In einem Punkt wäre Laib mit George Harrison sicher nicht einverstanden. “The farther one travels, the less one knows”, heißt es in The Inner Light. Für ihn ist es so: Reisen – auch dafür können die Wachsschiffe stehen – erweitern jedes Mal seinen Horizont. “Wer schon weiß, was er erleben wird, wenn er wegfährt, der braucht überhaupt nicht zu fahren”, meint er. Immer wenn er, in der Regel ein bis zweimal sechs Wochen im Jahr, nach Südindien fährt, lerne er etwas dazu. Arbeiten wie die länglichen Reishäuser wirken hermetisch. Einige bestehen aus massivem Marmor, umgeben von kleinen Reishäufchen. Bei anderen, aus Holz, mit rotem Schellack lackiert, befindet sich der Reis unsichtbar und unzugänglich im Inneren. In einem Raum mit Zeichnungen und Fotos wird mehr von Laibs Erfahrungswelt erkennbar. Zwölf Zeichnungen – kleine weiße Kegel, mit Pastellkreide gezeichnet auf leicht getöntes Papier, illustrieren die Gesänge des tibetischen Yogi Milarepa. Die Fotos zeigen, was Laib auf seinen Reisen, vor allem im ländlichen Südindien, beobachtet: einen hinduistischen Tempel, eine Opfergabe auf einem Findling in einem Reisfeld.
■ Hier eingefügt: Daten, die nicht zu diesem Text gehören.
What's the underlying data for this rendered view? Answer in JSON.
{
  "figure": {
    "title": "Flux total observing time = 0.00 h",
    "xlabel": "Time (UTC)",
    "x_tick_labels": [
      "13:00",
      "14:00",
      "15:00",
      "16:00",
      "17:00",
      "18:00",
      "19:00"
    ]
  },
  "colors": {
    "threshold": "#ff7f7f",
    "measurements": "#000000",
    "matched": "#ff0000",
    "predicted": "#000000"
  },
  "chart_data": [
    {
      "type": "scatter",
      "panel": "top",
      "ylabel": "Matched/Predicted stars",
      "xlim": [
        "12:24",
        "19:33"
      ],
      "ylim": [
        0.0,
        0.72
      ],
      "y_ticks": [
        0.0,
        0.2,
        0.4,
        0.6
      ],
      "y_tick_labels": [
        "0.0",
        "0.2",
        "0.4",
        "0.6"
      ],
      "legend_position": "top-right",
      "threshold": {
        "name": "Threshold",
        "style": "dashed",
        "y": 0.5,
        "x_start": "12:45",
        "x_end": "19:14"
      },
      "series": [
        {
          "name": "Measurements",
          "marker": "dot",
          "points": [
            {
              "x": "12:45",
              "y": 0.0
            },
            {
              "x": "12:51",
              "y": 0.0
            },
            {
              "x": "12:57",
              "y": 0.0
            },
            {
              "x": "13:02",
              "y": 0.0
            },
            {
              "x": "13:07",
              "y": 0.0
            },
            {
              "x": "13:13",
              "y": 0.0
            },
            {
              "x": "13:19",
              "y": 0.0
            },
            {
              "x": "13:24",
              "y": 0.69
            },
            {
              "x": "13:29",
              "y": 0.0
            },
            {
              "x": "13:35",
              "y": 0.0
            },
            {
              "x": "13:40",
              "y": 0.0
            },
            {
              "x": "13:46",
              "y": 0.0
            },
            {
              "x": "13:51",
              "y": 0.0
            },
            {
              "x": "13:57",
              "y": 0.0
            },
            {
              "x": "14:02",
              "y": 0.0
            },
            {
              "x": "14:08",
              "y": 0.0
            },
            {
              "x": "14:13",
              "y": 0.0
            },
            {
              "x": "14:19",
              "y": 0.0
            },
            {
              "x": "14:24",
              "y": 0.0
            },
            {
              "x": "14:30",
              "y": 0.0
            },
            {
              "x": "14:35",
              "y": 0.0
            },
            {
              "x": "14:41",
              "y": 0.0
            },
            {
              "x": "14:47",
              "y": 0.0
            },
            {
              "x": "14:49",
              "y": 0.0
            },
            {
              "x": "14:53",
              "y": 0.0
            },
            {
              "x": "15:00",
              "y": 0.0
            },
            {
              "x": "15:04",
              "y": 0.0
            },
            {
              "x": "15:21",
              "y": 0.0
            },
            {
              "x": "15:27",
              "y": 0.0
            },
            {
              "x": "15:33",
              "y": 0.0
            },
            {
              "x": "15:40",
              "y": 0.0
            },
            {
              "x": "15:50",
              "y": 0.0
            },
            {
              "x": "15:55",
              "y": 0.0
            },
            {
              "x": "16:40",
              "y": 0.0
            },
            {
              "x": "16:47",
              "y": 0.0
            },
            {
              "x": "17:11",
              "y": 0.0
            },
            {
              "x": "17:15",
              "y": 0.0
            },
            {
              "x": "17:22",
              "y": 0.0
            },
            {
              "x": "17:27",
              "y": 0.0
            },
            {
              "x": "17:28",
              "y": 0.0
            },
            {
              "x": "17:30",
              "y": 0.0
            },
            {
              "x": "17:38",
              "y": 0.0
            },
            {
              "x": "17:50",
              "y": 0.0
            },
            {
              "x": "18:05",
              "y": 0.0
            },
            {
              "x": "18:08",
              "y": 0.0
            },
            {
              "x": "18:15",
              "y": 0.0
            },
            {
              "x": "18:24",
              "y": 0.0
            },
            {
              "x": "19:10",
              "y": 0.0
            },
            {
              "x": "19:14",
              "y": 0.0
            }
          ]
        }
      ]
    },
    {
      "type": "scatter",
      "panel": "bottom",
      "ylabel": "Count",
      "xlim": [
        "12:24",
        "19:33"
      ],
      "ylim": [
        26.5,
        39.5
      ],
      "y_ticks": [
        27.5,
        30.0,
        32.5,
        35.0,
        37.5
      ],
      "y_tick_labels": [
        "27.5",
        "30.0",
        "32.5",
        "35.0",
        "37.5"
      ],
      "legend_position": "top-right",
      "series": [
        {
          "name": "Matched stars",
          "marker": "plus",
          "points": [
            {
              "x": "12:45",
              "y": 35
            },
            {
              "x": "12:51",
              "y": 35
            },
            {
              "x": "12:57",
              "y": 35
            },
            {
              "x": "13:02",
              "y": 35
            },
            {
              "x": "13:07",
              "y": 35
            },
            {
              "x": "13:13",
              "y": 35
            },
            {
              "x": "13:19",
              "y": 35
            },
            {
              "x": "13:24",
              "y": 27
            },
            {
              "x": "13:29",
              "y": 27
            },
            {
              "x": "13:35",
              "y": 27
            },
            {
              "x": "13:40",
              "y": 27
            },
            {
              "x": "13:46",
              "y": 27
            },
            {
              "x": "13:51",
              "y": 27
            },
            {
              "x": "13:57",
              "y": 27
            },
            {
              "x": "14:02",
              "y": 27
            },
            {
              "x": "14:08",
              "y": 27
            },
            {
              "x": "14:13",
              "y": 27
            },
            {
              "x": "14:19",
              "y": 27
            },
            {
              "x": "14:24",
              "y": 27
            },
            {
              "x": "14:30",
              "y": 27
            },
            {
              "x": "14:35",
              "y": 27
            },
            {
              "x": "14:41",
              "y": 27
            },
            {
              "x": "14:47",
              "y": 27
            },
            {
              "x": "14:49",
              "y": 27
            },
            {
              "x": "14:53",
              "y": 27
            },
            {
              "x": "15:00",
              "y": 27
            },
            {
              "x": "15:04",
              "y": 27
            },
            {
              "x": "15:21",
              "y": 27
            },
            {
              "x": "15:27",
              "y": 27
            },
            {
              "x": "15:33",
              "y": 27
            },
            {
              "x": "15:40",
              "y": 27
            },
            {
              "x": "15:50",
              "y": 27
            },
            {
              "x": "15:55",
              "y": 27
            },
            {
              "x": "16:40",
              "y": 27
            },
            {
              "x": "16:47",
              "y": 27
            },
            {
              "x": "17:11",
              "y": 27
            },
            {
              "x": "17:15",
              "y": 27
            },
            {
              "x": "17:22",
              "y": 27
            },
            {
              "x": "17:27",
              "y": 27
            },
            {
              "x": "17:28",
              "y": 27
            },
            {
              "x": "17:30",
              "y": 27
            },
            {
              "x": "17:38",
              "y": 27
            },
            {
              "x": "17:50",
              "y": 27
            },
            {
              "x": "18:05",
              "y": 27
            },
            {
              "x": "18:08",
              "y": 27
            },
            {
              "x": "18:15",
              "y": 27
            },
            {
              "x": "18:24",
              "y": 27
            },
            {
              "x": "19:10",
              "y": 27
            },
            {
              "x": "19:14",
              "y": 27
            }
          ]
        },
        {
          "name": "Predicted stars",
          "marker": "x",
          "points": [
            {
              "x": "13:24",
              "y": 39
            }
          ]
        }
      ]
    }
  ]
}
Ulrike Groos, die Direktorin des Kunstmuseums, hat den Künstler in seinem Domizil bei Biberach besucht. “Er hat dort zwischen Wald und Wiesen einen Glaspavillon gebaut”, erzählt sie ganz begeistert, “aus dem heraus man seltene Schmetterlinge beobachten kann, die von der Pflanzenwelt angezogen werden.” Zur Ausstellung entsteht ein Film, der am 19. Juli Premiere hat und dann in der Ausstellung zu sehen sein wird. Er zeigt den Künstler an seinen beiden Wohnsitzen.